How deaf children learn to read will be one of the topics of a conference at UC Davis Nov. 18-19. The Visual Learning Summit is co-sponsored by the UC Davis Center for Mind and Brain, Gallaudet University's Science of Learning Center on Visual Language and Visual Learning, and the departments of psychology and linguistics at UC Davis.
Deaf children often face challenges in learning to read, said David Corina, professor in the Department of Linguistics and the Center for Mind and Brain at UC Davis, who is one of the organizers of the meeting. For example, hearing children learn to read by sounding out words, but deaf children often have to learn to read without access to sound. How they accomplish this ability requires an understanding of the language used by deaf children often a visual sign language such as American Sign Language.
"How does growing up in a primarily visual world impact language, memory and attention, and how can educational practices be structured to optimize the strengths of a deaf child? There are a lot of questions about the best way to educate deaf children, and many things we can learn from visually oriented learners," Corina said. For example, understanding how some deaf children successfully learn to read may help us design interventions for normally hearing children with other reading difficulties, such as dyslexia, he said.
How our brains interpret the external world is one of the major research areas at UC Davis' Center for Mind and Brain, one of a rich set of connected centers and institutes dedicated to understanding the human mind and brain.
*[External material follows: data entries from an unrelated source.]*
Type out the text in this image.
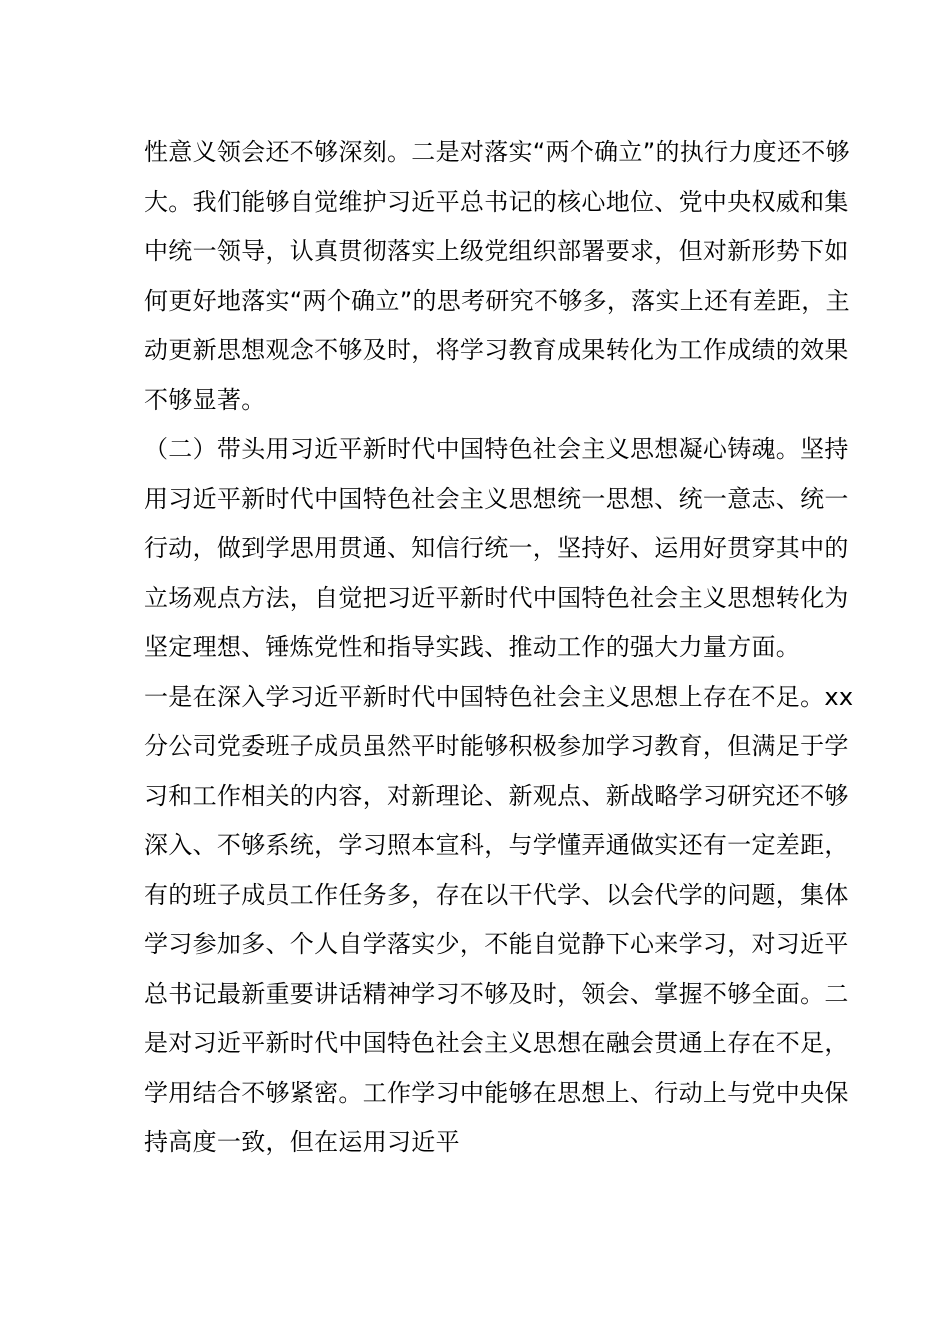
性意义领会还不够深刻。二是对落实“两个确立”的执行力度还不够
大。我们能够自觉维护习近平总书记的核心地位、党中央权威和集
中统一领导，认真贯彻落实上级党组织部署要求，但对新形势下如
何更好地落实“两个确立”的思考研究不够多，落实上还有差距，主
动更新思想观念不够及时，将学习教育成果转化为工作成绩的效果
不够显著。
（二）带头用习近平新时代中国特色社会主义思想凝心铸魂。坚持
用习近平新时代中国特色社会主义思想统一思想、统一意志、统一
行动，做到学思用贯通、知信行统一，坚持好、运用好贯穿其中的
立场观点方法，自觉把习近平新时代中国特色社会主义思想转化为
坚定理想、锤炼党性和指导实践、推动工作的强大力量方面。
一是在深入学习近平新时代中国特色社会主义思想上存在不足。xx
分公司党委班子成员虽然平时能够积极参加学习教育，但满足于学
习和工作相关的内容，对新理论、新观点、新战略学习研究还不够
深入、不够系统，学习照本宣科，与学懂弄通做实还有一定差距，
有的班子成员工作任务多，存在以干代学、以会代学的问题，集体
学习参加多、个人自学落实少，不能自觉静下心来学习，对习近平
总书记最新重要讲话精神学习不够及时，领会、掌握不够全面。二
是对习近平新时代中国特色社会主义思想在融会贯通上存在不足，
学用结合不够紧密。工作学习中能够在思想上、行动上与党中央保
持高度一致，但在运用习近平
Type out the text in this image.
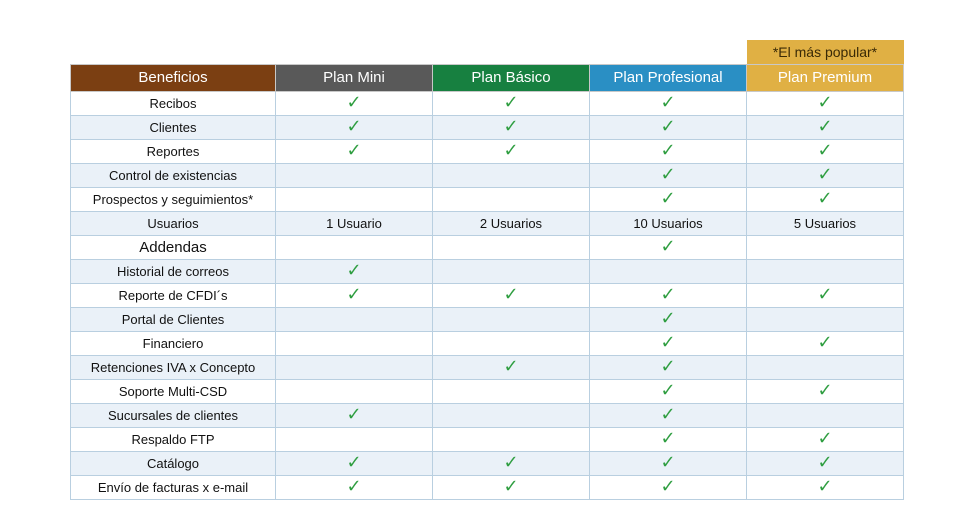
				*El más popular*
Beneficios	Plan Mini	Plan Básico	Plan Profesional	Plan Premium
Recibos	✓	✓	✓	✓
Clientes	✓	✓	✓	✓
Reportes	✓	✓	✓	✓
Control de existencias			✓	✓
Prospectos y seguimientos*			✓	✓
Usuarios	1 Usuario	2 Usuarios	10 Usuarios	5 Usuarios
Addendas			✓	
Historial de correos	✓			
Reporte de CFDI´s	✓	✓	✓	✓
Portal de Clientes			✓	
Financiero			✓	✓
Retenciones IVA x Concepto		✓	✓	
Soporte Multi-CSD			✓	✓
Sucursales de clientes	✓		✓	
Respaldo FTP			✓	✓
Catálogo	✓	✓	✓	✓
Envío de facturas x e-mail	✓	✓	✓	✓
Research projects range from measuring the effects of intense meditation training to understanding the causes of autism.
For neuroscientists, deafness raises other issues, too. Hearing-impaired people show evidence of better peripheral vision and different patterns of eye-gaze from hearing people. Whether this helps them in reading in unknown, Corina said.
The first-of-its-kind summit is a great opportunity to bring together researchers and educators in the field of deafness with researchers who have not traditionally worked with deaf populations, Corina said.
"There are not many forums for us to get together, and this type of conference can lead to fruitful collaborations," he said.
Keynote speakers at the meeting will be Laura-Ann Petitto, Gallaudet University, the world's only university in which all programs and services are specifically designed for deaf and hard-of-hearing students; and deaf scholar Carol Padden, associate dean of social sciences at UC San Diego and 2010 MacArthur genius award winner.